Not only is "The Poisoner's Handbook" as thrilling as any "CSI" episode, but it also offers something even better: an education in how forensics really works.

Also maybe how to poison people to death.

No, really --- it sounds interesting.

Tuesday, March 02, 2010

This used to be my dumping ground

Work has been absolutely insane lately, and I’ve been spending my evenings just vegetating and trying to demolish my brain with whatever’s near to hand. This being the case, I’ve fallen behind on a bunch of saved links that, until now, have been cluttering up my bookmark file, of use to no one. So... here they are!

I forgive me

From the Consumerist:

Harold says he paid $40 to check luggage with valuable camera equipment on a multi-leg United flight from Hawaii to Tucson, only to discover his camera had been lost. When he complained, United would have none of it, claiming it's airline policy not to assume liability for camera equipment.

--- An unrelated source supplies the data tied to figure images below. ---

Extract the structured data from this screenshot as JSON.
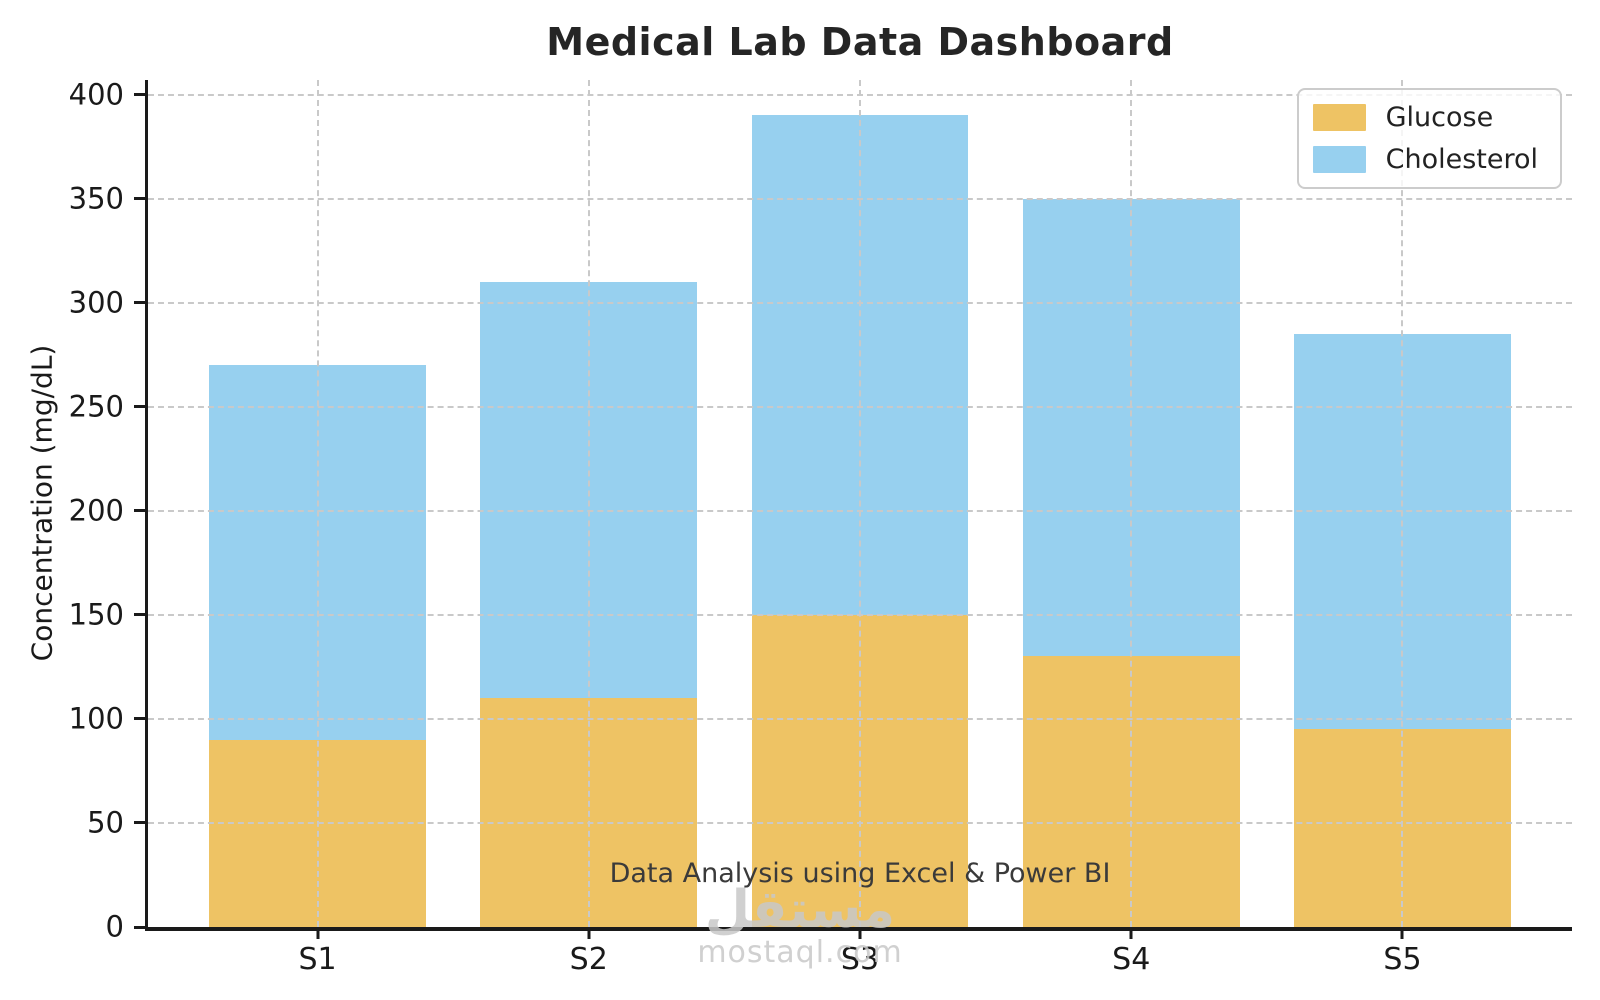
{
  "title": "Medical Lab Data Dashboard",
  "annotation": "Data Analysis using Excel & Power BI",
  "watermark": {
    "logo": "مستقل",
    "site": "mostaql.com"
  },
  "chart_data": {
    "type": "bar",
    "stacked": true,
    "title": "Medical Lab Data Dashboard",
    "xlabel": "",
    "ylabel": "Concentration (mg/dL)",
    "categories": [
      "S1",
      "S2",
      "S3",
      "S4",
      "S5"
    ],
    "series": [
      {
        "name": "Glucose",
        "color": "#EEC364",
        "values": [
          90,
          110,
          150,
          130,
          95
        ]
      },
      {
        "name": "Cholesterol",
        "color": "#97D0EF",
        "values": [
          180,
          200,
          240,
          220,
          190
        ]
      }
    ],
    "stack_totals": [
      270,
      310,
      390,
      350,
      285
    ],
    "yticks": [
      0,
      50,
      100,
      150,
      200,
      250,
      300,
      350,
      400
    ],
    "ylim": [
      0,
      407
    ],
    "xlim_units": [
      -0.625,
      4.625
    ],
    "bar_width_units": 0.8,
    "grid": true,
    "legend": {
      "entries": [
        "Glucose",
        "Cholesterol"
      ],
      "position": "upper right"
    }
  },
  "colors": {
    "glucose": "#EEC364",
    "cholesterol": "#97D0EF",
    "grid": "#C9C9C9",
    "axis": "#1A1A1A",
    "title_text": "#252525",
    "annotation_text": "#3A3A3A",
    "watermark_text": "#C8C8C8"
  }
}
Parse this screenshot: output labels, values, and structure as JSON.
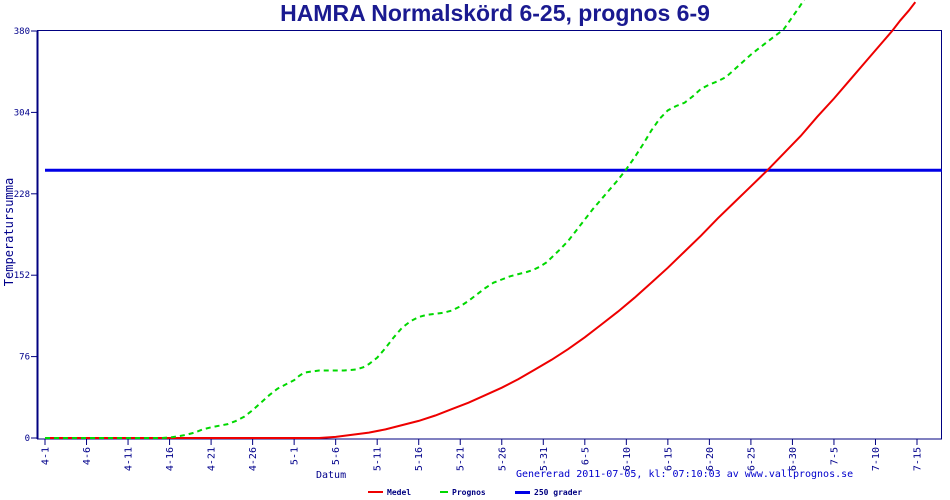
{
  "chart_data": {
    "type": "line",
    "title": "HAMRA Normalskörd 6-25, prognos 6-9",
    "xlabel": "Datum",
    "ylabel": "Temperatursumma",
    "footer": "Genererad 2011-07-05, kl: 07:10:03 av www.vallprognos.se",
    "axis_color": "#000080",
    "axis_text_color": "#00008b",
    "ylim": [
      0,
      380
    ],
    "yticks": [
      0,
      76,
      152,
      228,
      304,
      380
    ],
    "x_days_from": "4-1",
    "xtick_days": [
      0,
      5,
      10,
      15,
      20,
      25,
      30,
      35,
      40,
      45,
      50,
      55,
      60,
      65,
      70,
      75,
      80,
      85,
      90,
      95,
      100,
      105
    ],
    "xtick_labels": [
      "4-1",
      "4-6",
      "4-11",
      "4-16",
      "4-21",
      "4-26",
      "5-1",
      "5-6",
      "5-11",
      "5-16",
      "5-21",
      "5-26",
      "5-31",
      "6-5",
      "6-10",
      "6-15",
      "6-20",
      "6-25",
      "6-30",
      "7-5",
      "7-10",
      "7-15"
    ],
    "legend_position": "bottom",
    "grid": false,
    "series": [
      {
        "name": "Medel",
        "color": "#ee0000",
        "style": "solid",
        "width": 2,
        "draw_order": 2,
        "points": [
          [
            0,
            0
          ],
          [
            8,
            0
          ],
          [
            16,
            0
          ],
          [
            24,
            0
          ],
          [
            30,
            0
          ],
          [
            33,
            0
          ],
          [
            35,
            1
          ],
          [
            37,
            3
          ],
          [
            39,
            5
          ],
          [
            41,
            8
          ],
          [
            43,
            12
          ],
          [
            45,
            16
          ],
          [
            47,
            21
          ],
          [
            49,
            27
          ],
          [
            51,
            33
          ],
          [
            53,
            40
          ],
          [
            55,
            47
          ],
          [
            57,
            55
          ],
          [
            59,
            64
          ],
          [
            61,
            73
          ],
          [
            63,
            83
          ],
          [
            65,
            94
          ],
          [
            67,
            106
          ],
          [
            69,
            118
          ],
          [
            71,
            131
          ],
          [
            73,
            145
          ],
          [
            75,
            159
          ],
          [
            77,
            174
          ],
          [
            79,
            189
          ],
          [
            81,
            205
          ],
          [
            83,
            220
          ],
          [
            85,
            235
          ],
          [
            87,
            250
          ],
          [
            89,
            266
          ],
          [
            91,
            282
          ],
          [
            93,
            300
          ],
          [
            95,
            317
          ],
          [
            97,
            335
          ],
          [
            99,
            353
          ],
          [
            101,
            371
          ],
          [
            102,
            380
          ],
          [
            103,
            390
          ],
          [
            104,
            399
          ],
          [
            104.8,
            407
          ]
        ]
      },
      {
        "name": "Prognos",
        "color": "#00d800",
        "style": "dashed",
        "width": 2,
        "draw_order": 3,
        "points": [
          [
            0,
            0
          ],
          [
            4,
            0
          ],
          [
            8,
            0
          ],
          [
            12,
            0
          ],
          [
            14,
            0
          ],
          [
            15,
            0.5
          ],
          [
            16,
            1.5
          ],
          [
            17,
            3
          ],
          [
            18,
            5
          ],
          [
            19,
            8
          ],
          [
            20,
            10
          ],
          [
            21,
            11.5
          ],
          [
            22,
            13
          ],
          [
            23,
            16
          ],
          [
            24,
            20
          ],
          [
            25,
            26
          ],
          [
            26,
            33
          ],
          [
            27,
            40
          ],
          [
            28,
            46
          ],
          [
            29,
            50
          ],
          [
            30,
            54
          ],
          [
            30.6,
            58
          ],
          [
            31.2,
            61
          ],
          [
            32,
            62
          ],
          [
            33,
            63
          ],
          [
            34.5,
            63
          ],
          [
            36,
            63
          ],
          [
            37.5,
            64
          ],
          [
            38.3,
            66
          ],
          [
            39,
            69
          ],
          [
            40,
            75
          ],
          [
            41,
            84
          ],
          [
            42,
            94
          ],
          [
            43,
            103
          ],
          [
            44,
            109
          ],
          [
            45,
            113
          ],
          [
            46,
            115
          ],
          [
            47,
            116
          ],
          [
            48,
            117
          ],
          [
            49,
            119
          ],
          [
            50,
            123
          ],
          [
            51,
            128
          ],
          [
            52,
            134
          ],
          [
            53,
            140
          ],
          [
            54,
            145
          ],
          [
            55,
            148
          ],
          [
            56,
            151
          ],
          [
            57,
            153
          ],
          [
            58,
            155
          ],
          [
            58.8,
            157
          ],
          [
            59.6,
            160
          ],
          [
            60.4,
            164
          ],
          [
            61.2,
            170
          ],
          [
            62,
            176
          ],
          [
            63,
            184
          ],
          [
            64,
            194
          ],
          [
            65,
            204
          ],
          [
            66,
            214
          ],
          [
            67,
            223
          ],
          [
            68,
            232
          ],
          [
            69,
            241
          ],
          [
            70,
            251
          ],
          [
            71,
            262
          ],
          [
            72,
            274
          ],
          [
            73,
            287
          ],
          [
            74,
            298
          ],
          [
            75,
            306
          ],
          [
            76,
            310
          ],
          [
            77,
            313
          ],
          [
            78,
            319
          ],
          [
            79,
            326
          ],
          [
            80,
            330
          ],
          [
            81,
            333
          ],
          [
            82,
            337
          ],
          [
            83,
            344
          ],
          [
            84,
            351
          ],
          [
            85,
            358
          ],
          [
            86,
            364
          ],
          [
            87,
            370
          ],
          [
            88,
            376
          ],
          [
            88.9,
            381
          ],
          [
            89.8,
            391
          ],
          [
            90.8,
            402
          ],
          [
            91.4,
            409
          ]
        ]
      },
      {
        "name": "250 grader",
        "color": "#0000e6",
        "style": "solid",
        "width": 3,
        "draw_order": 1,
        "points": [
          [
            0,
            250
          ],
          [
            108,
            250
          ]
        ]
      }
    ]
  }
}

Policy is a magic word. It means never having to say your sorry, or do anything you don’t want to. Like my “I’m awesome” policy – you can’t argue with that! (Actually, you can... but we’ll have to go into arbitration.)

Hell is the people in your neighborhood

If you’re a writer trying to get any work done, that is.

Monday, March 01, 2010

She got better

From the Consumerist:

Imagine the scene: Your beloved grandmother has been hospitalized for a respiratory illness. And then comes the bad news — A nurse at the hospital calls to say your grandmother has passed away. You go to her room to gather her personal items, and that's when your dead grandmother wakes up.

Well, that's exactly what happened to a family in Brooklyn over the weekend following a mix-up at Kingsbrook Jewish Medical Center.

Guess what screencap they used to illustrate this article, yet?